The Chicago Board Options Exchange Volatility Index, or VIX, is often cited as a market-timing indicator. Traders have created a variety of strategies to exploit supposed correlations between this “fear index” and future market returns. Using Palantir Finance, we can effortlessly examine the exact nature of these correlations to make more informed trading decisions. The inspiration for this study came from a report from the Credit Suisse Quantitative Trading and Derivatives Strategy group. The original report can be found here.
The VIX measures the implied volatility of index options based on the S&P 500. Plotting both the VIX and the S&P 500 on a chart with a split axis, a pattern immediately emerges.

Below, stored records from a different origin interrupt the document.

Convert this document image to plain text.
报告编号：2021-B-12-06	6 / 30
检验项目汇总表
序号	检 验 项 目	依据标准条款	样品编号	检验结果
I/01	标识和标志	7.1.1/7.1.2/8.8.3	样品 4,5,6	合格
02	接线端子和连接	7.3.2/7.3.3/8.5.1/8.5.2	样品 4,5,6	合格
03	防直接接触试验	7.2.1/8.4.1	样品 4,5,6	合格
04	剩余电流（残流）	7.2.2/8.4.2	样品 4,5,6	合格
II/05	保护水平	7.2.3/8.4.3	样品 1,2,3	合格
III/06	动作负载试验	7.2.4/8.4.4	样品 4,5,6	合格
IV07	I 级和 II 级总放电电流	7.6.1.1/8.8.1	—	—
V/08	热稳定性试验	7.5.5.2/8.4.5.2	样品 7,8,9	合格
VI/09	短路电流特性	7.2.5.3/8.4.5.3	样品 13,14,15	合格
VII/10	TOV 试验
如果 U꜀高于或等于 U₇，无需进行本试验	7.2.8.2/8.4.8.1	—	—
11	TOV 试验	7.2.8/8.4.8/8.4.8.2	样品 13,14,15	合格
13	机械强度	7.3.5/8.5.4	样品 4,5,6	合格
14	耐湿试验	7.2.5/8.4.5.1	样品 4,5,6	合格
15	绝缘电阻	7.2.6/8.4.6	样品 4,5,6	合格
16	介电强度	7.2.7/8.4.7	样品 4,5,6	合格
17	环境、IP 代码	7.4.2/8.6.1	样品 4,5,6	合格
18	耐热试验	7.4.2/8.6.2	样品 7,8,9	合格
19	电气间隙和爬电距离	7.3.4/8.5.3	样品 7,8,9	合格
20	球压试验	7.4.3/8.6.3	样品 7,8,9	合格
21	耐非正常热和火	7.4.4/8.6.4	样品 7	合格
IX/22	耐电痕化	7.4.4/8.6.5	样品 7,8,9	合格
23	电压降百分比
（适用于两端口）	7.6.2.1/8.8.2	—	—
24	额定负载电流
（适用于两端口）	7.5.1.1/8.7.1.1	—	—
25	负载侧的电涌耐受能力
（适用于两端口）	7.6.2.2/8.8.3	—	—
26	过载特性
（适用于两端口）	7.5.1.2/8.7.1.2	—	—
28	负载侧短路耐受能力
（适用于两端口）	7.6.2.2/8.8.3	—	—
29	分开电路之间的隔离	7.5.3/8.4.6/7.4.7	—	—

The VIX and the S&P 500 appear inversely correlated, especially during two notable periods – the tech bubble and the real estate bubble. This is an interesting observation, but it isn’t especially helpful. We want to know whether the VIX can act as a leading indicator for market returns. To achieve this end, we look at the VIX’s current standing relative to its recent trend, or “relative level”, defined as the ratio of its current value to its N-day moving average, minus one. This isn’t a commonly used financial metric, but we create it easily enough in the Custom Metric tool.
The Custom Metric tool offers a great deal of power and flexibility. With it, we can create powerful functions and seamlessly integrate them across all of Palantir’s applications. Here, we use the Chart tool to plot the relative level of the VIX to future returns on the S&P 500. The following chart shows the VIX relative level using a 90-day moving average, plotted against 3-month future returns of the S&P 500.
Although it appears that these two plots may be positively correlated, it’s hard to infer anything with too much confidence. When money is on the line, it’s important to be confident in our analysis. Ideally, we’d have some quantitative measure of their correlations. There are two major parameters we can vary to adjust the results: the number of days to include in the VIX moving average, and the window in which we examine returns on the S&P 500. Using the scatterplot’s color coding functionality, we can create a heatmap to visualize exactly how the correlations vary as we change these parameters.
The x-axis varies the number of days we use to calculate the VIX relative level, and the y-axis varies the length of S&P 500 forward returns. The color of each point represents the correlation between these two series. For example, the color of the point at coordinates x = 100 and y = 100 represents the correlation of the VIX relative level using a 100-day moving average with the 100 day forward returns of the S&P 500. As shown by the scale on the right, red color means higher correlation, while blue means lower. Take a closer look at the color scale. The values range from 0.1262 to 0.3036. This means there is a positive correlation over the entire domain of both parameters (50 – 250 days for both). We can adjust the color scale to isolate points with very high correlation. In the scatterplot below, the color scale minimum has been increased to 0.2750. All points with correlation below 0.2750 are colored blue.
A horizontal band centered around the y-value of 150 emerges as having the highest correlation, suggesting that the VIX predicts the market best in the medium term, about 150 trading days into the future. The pattern of horizontal streaks indicates that the results are more sensitive to the forward return window than the VIX moving average window. Now we can open up the Table data view and sort the values by correlation to find the point that gives the absolute highest correlation.
The highest correlation between the VIX relative level and the S&P 500 forward returns occurs when using a VIX moving average of 148 days and looking at 146-day forward market returns. Combining the power of custom metrics with the utility of the scatterplot tool, we were able to generate a visualization of the sensitivity of a well known market indicator against several parameters rather easily. Using this analysis as a starting point, a good follow up exercise is to create a strategy to test the historical profitability of a trading scheme based on using the VIX as a leading indicator for medium term market performance.